Photo: Maddie Ritts, OCAP.
Defying police attempts to block the march, the anti-poverty militants, including a contingent from Socialist Action/Ligue pour le Accion Socialiste (SA/LAS), snaked its way along a route commencing in the St. James housing projects area, and invaded the Distillery District, a gentrified neighbourhood of expensive warehouse condominiums converted from the long closed Gooderham and Worts distillery complex.
The Distillery District is next door to the site of the Pan Am Games, and stands as a symbol of the growing lack of affordable housing, not only for the poor and homeless, but for a majority of working class families, and especially young workers. Combined, these two sites represent in a graphic way the incompatibility of a rentier system, an important component of speculative and fictional capital, to provide the necessities of life, in this case housing.
The OCAP is well known for its militancy and tactics of direct action. Its demands for the march expressed its desire to highlight the contradictions of a system which can squander billions of dollars on a bread and circus for the affluent, while denying the basics for human dignity.
The demands of affordable housing for all, for the conversion of the Athletes’ Village to social housing, for an end to the waste of taxpayers’ money on elite athletic events and for massive investment in social services, arising from the crowd of poor people flooding the area, was a contrast which horrified some of the residents. Reality had invaded their safe, bourgeois space.
Activists pointed out that while the city of Toronto could afford to spend $3.8 million for a bridge leading to the Games’ site, at the same time they shut down a 124 beds in the Hope Shelter for the homeless. They also pointed to the fact that the Athletes’ Village housed 10,000 people, so why were only 243 units scheduled for affordable housing after the Games ended, given the need for tens of thousands of housing spaces.
The question of affordable housing is one which affects all major urban areas throughout the globe. The buying of urban housing by speculators, made easy through the standardization of financing and real estate practices, have made the purchase of housing for investment purposes a global phenomena. Whether it is the river view apartment in the Recoleta district of Buenos Aires, the posh townhouse in West End London, the False Creek condo in Vancouver, or the warehouse conversion in the Distillery District, the massive speculative investment in housing has had a “push down” affect.
As the price of housing which would have formerly been utilized by the middle classes rises beyond their reach, they turn to housing which is more affordable, housing which would have been utilized by working class families. This forces the working class into ever poor quality of housing, and forces those who were occupying this space, the poor on social assistance, out into the streets due to the lack of spaces which they can afford to occupy.

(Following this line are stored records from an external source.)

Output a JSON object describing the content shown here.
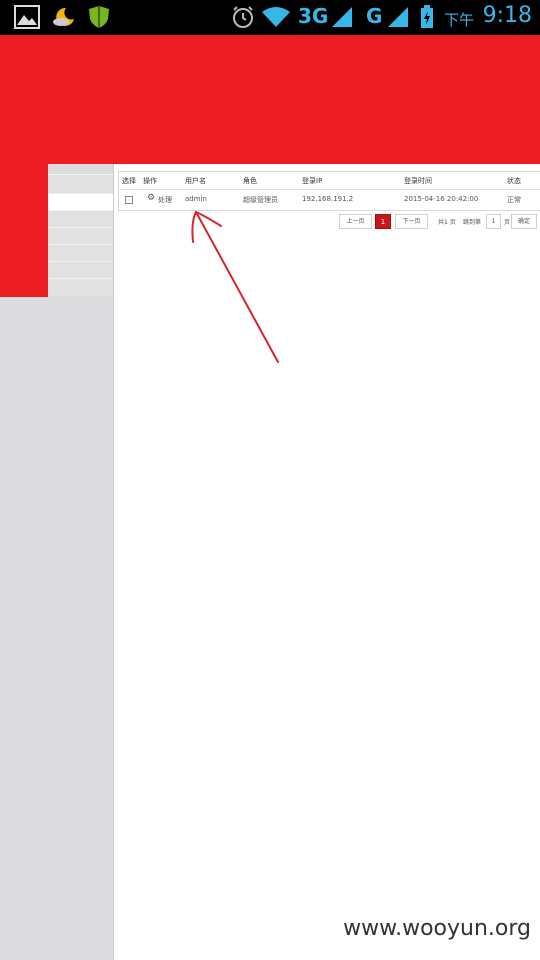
{
  "status_bar": {
    "network_3g": "3G",
    "network_g": "G",
    "ampm": "下午",
    "time": "9:18",
    "icons": [
      "picture-icon",
      "weather-icon",
      "shield-icon",
      "alarm-icon",
      "wifi-icon",
      "signal-icon",
      "battery-charging-icon"
    ]
  },
  "table": {
    "headers": {
      "select": "选择",
      "action": "操作",
      "username": "用户名",
      "role": "角色",
      "login_ip": "登录IP",
      "login_time": "登录时间",
      "status": "状态"
    },
    "rows": [
      {
        "action": "处理",
        "username": "admin",
        "role": "超级管理员",
        "login_ip": "192.168.191.2",
        "login_time": "2015-04-16 20:42:00",
        "status": "正常"
      }
    ]
  },
  "pager": {
    "prev": "上一页",
    "current": "1",
    "next": "下一页",
    "total_text": "共1 页",
    "jump_prefix": "跳到第",
    "jump_value": "1",
    "jump_suffix": "页",
    "confirm": "确定"
  },
  "colors": {
    "header_red": "#ee1c25",
    "sidebar_gray": "#dcdbdd",
    "status_blue": "#38b6e8"
  },
  "watermark": "www.wooyun.org"
}
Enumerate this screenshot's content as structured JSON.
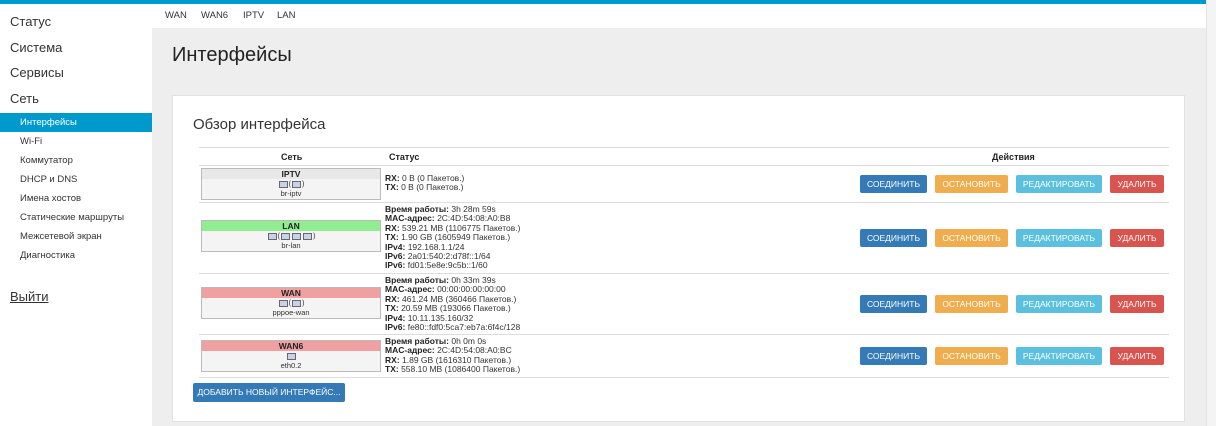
{
  "sidebar": {
    "top_items": [
      "Статус",
      "Система",
      "Сервисы",
      "Сеть"
    ],
    "sub_items": [
      "Интерфейсы",
      "Wi-Fi",
      "Коммутатор",
      "DHCP и DNS",
      "Имена хостов",
      "Статические маршруты",
      "Межсетевой экран",
      "Диагностика"
    ],
    "active_sub_index": 0,
    "logout": "Выйти"
  },
  "tabs": [
    "WAN",
    "WAN6",
    "IPTV",
    "LAN"
  ],
  "page": {
    "title": "Интерфейсы",
    "section_title": "Обзор интерфейса"
  },
  "table": {
    "columns": [
      "Сеть",
      "Статус",
      "Действия"
    ],
    "actions": {
      "connect": "СОЕДИНИТЬ",
      "stop": "ОСТАНОВИТЬ",
      "edit": "РЕДАКТИРОВАТЬ",
      "delete": "УДАЛИТЬ"
    },
    "rows": [
      {
        "name": "IPTV",
        "icons": "(",
        "icons_close": ")",
        "device": "br-iptv",
        "header_color": "#e8e8e8",
        "status": [
          {
            "label": "RX",
            "value": "0 B (0 Пакетов.)"
          },
          {
            "label": "TX",
            "value": "0 B (0 Пакетов.)"
          }
        ]
      },
      {
        "name": "LAN",
        "icons": "(",
        "icons_close": ")",
        "device": "br-lan",
        "header_color": "#90ee90",
        "status": [
          {
            "label": "Время работы",
            "value": "3h 28m 59s"
          },
          {
            "label": "MAC-адрес",
            "value": "2C:4D:54:08:A0:B8"
          },
          {
            "label": "RX",
            "value": "539.21 MB (1106775 Пакетов.)"
          },
          {
            "label": "TX",
            "value": "1.90 GB (1605949 Пакетов.)"
          },
          {
            "label": "IPv4",
            "value": "192.168.1.1/24"
          },
          {
            "label": "IPv6",
            "value": "2a01:540:2:d78f::1/64"
          },
          {
            "label": "IPv6",
            "value": "fd01:5e8e:9c5b::1/60"
          }
        ]
      },
      {
        "name": "WAN",
        "icons": "(",
        "icons_close": ")",
        "device": "pppoe-wan",
        "header_color": "#f0a0a0",
        "status": [
          {
            "label": "Время работы",
            "value": "0h 33m 39s"
          },
          {
            "label": "MAC-адрес",
            "value": "00:00:00:00:00:00"
          },
          {
            "label": "RX",
            "value": "461.24 MB (360466 Пакетов.)"
          },
          {
            "label": "TX",
            "value": "20.59 MB (193066 Пакетов.)"
          },
          {
            "label": "IPv4",
            "value": "10.11.135.160/32"
          },
          {
            "label": "IPv6",
            "value": "fe80::fdf0:5ca7:eb7a:6f4c/128"
          }
        ]
      },
      {
        "name": "WAN6",
        "icons": "",
        "icons_close": "",
        "device": "eth0.2",
        "header_color": "#f0a0a0",
        "status": [
          {
            "label": "Время работы",
            "value": "0h 0m 0s"
          },
          {
            "label": "MAC-адрес",
            "value": "2C:4D:54:08:A0:BC"
          },
          {
            "label": "RX",
            "value": "1.89 GB (1616310 Пакетов.)"
          },
          {
            "label": "TX",
            "value": "558.10 MB (1086400 Пакетов.)"
          }
        ]
      }
    ]
  },
  "add_button": "ДОБАВИТЬ НОВЫЙ ИНТЕРФЕЙС...",
  "colors": {
    "accent": "#0099cc",
    "btn_connect": "#337ab7",
    "btn_stop": "#f0ad4e",
    "btn_edit": "#5bc0de",
    "btn_delete": "#d9534f"
  }
}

The result is the artificial rise in housing prices, a phenomenon easily seen in the speculative fools’ paradises of Vancouver and London, where the purchases of housing spaces by wealthy offshore investors have made these cities unaffordable to all but the wealthiest first time home buyers. The other side of the coin is, of course, the mass evictions seen in the aftermath of the bursting of this speculative bubble, as have taken place in Spain and the United States.
The need for a planned and massive investment in housing for all, to take housing out of the market-driven imperatives of speculative capital and place it in the democratic control of the population, has never been more needed. Helping to build a militant and mass movement to bring this to fruition is one of the priority tasks of socialists.